We included in a cross-sectional multicentre study a total of 798 children (496 CHD and 302 controls) who underwent a complete cardiopulmonary exercise test (CPET). The association of clinical characteristics with VO was studied using a multivariate analysis. Mean VO in the CHD group and control represented 93%±20% and 107%±17% of predicted values, respectively. VO was significantly lower in the CHD group, overall (37.8±0.3vs 42.6±0.4 mL/kg/min, P<0.0001) and for each group (P<0.05). The mean VO decline per year was significantly higher in CHD than in the controls overall (-0.84±0.10 vs -0.19±0.14 mL/kg/min/year, P<0.01), for boys (-0.72±0.14vs 0.11±0.19 mL/kg/min/year, P<0.01) and for girls (-1.00±0.13 vs -0.55±0.21 mL/kg/min/year, P=0.05). VO was associated with body mass index, ventilatory anaerobic threshold, female gender, restrictive ventilatory disorder, right ventricle systolic hypertension, tricuspid regurgitation, the number of cardiac catheter or surgery procedures, and the presence of a genetic anomaly.

CONCLUSIONS

Although the magnitude of the difference was not large, VO among children with CHD was significantly lower than in normal children.
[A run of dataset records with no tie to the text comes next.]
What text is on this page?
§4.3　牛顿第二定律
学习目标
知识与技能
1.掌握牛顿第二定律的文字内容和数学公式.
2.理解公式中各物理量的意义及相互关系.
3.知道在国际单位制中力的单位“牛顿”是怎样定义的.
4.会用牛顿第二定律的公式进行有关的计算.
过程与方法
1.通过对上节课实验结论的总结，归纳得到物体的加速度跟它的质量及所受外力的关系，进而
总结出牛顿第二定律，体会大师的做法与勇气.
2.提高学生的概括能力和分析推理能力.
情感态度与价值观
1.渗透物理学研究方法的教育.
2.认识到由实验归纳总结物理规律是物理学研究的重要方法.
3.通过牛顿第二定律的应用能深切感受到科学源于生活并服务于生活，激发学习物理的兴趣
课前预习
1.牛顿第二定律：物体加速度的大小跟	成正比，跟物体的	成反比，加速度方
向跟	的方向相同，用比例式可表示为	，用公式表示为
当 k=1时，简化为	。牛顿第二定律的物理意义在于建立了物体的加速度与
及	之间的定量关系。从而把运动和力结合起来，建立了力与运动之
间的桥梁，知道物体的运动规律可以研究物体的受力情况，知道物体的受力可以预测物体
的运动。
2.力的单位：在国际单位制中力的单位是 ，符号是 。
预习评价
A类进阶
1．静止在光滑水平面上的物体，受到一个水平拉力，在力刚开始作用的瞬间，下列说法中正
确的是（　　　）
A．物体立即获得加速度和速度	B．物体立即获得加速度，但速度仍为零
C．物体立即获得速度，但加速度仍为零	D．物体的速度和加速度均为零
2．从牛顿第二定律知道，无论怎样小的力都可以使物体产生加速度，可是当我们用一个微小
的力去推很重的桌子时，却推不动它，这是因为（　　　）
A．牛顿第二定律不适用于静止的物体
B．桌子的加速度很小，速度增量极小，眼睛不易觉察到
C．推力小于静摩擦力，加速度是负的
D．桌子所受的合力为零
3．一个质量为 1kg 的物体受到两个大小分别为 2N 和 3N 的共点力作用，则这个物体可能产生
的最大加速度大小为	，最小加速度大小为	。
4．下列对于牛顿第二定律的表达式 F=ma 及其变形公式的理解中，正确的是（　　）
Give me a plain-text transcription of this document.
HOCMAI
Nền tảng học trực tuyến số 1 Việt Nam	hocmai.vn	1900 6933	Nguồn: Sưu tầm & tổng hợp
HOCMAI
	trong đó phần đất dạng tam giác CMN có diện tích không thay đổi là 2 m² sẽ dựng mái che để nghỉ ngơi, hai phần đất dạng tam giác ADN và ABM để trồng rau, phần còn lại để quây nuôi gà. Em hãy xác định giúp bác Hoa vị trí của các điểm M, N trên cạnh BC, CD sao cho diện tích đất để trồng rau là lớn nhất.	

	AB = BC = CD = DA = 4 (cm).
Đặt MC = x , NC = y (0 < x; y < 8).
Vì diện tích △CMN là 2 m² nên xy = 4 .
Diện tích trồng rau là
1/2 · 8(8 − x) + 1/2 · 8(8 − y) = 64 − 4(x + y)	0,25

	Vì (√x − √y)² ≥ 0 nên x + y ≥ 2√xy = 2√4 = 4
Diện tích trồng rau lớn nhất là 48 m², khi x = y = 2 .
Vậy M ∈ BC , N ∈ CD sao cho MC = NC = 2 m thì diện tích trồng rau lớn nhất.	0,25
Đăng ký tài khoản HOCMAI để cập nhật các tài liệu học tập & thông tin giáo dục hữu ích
We suggest performing CPET in routine follow-up of these patients.

TRIAL REGISTRATION NUMBER

ClinicalTrials.gov NCT01202916;Post-results.

摘要

目的

我们旨在比较先天性心脏病(CHD)患儿与年龄和性别相匹配的对照组儿童的心肺功能。我们还旨在确定与该人群最大摄氧量(VO)相关的临床特征。

方法和结果

我们纳入了一项横断面多中心研究,共纳入 798 名儿童(496 名 CHD 和 302 名对照组),他们接受了完整的心肺运动测试(CPET)。使用多元分析研究了临床特征与 VO 的相关性。CHD 组和对照组的平均 VO 分别代表预测值的 93%±20%和 107%±17%。整体而言,CHD 组的 VO 明显较低(37.8±0.3 与 42.6±0.4 mL/kg/min,P<0.0001),且各亚组均如此(P<0.05)。CHD 组的 VO 年下降率明显高于对照组(整体为-0.84±0.10 与-0.19±0.14 mL/kg/min/年,P<0.01),男孩为(-0.72±0.14 与 0.11±0.19 mL/kg/min/年,P<0.01),女孩为(-1.00±0.13 与-0.55±0.21 mL/kg/min/年,P=0.05)。VO 与体重指数、通气无氧阈值、女性性别、限制性通气障碍、右心室收缩压升高、三尖瓣反流、心导管或手术次数以及存在遗传异常有关。

结论

尽管差异幅度不大,但 CHD 患儿的 VO 明显低于正常儿童。我们建议在这些患者的常规随访中进行 CPET。

临床试验注册号

ClinicalTrials.gov NCT01202916;Post-results。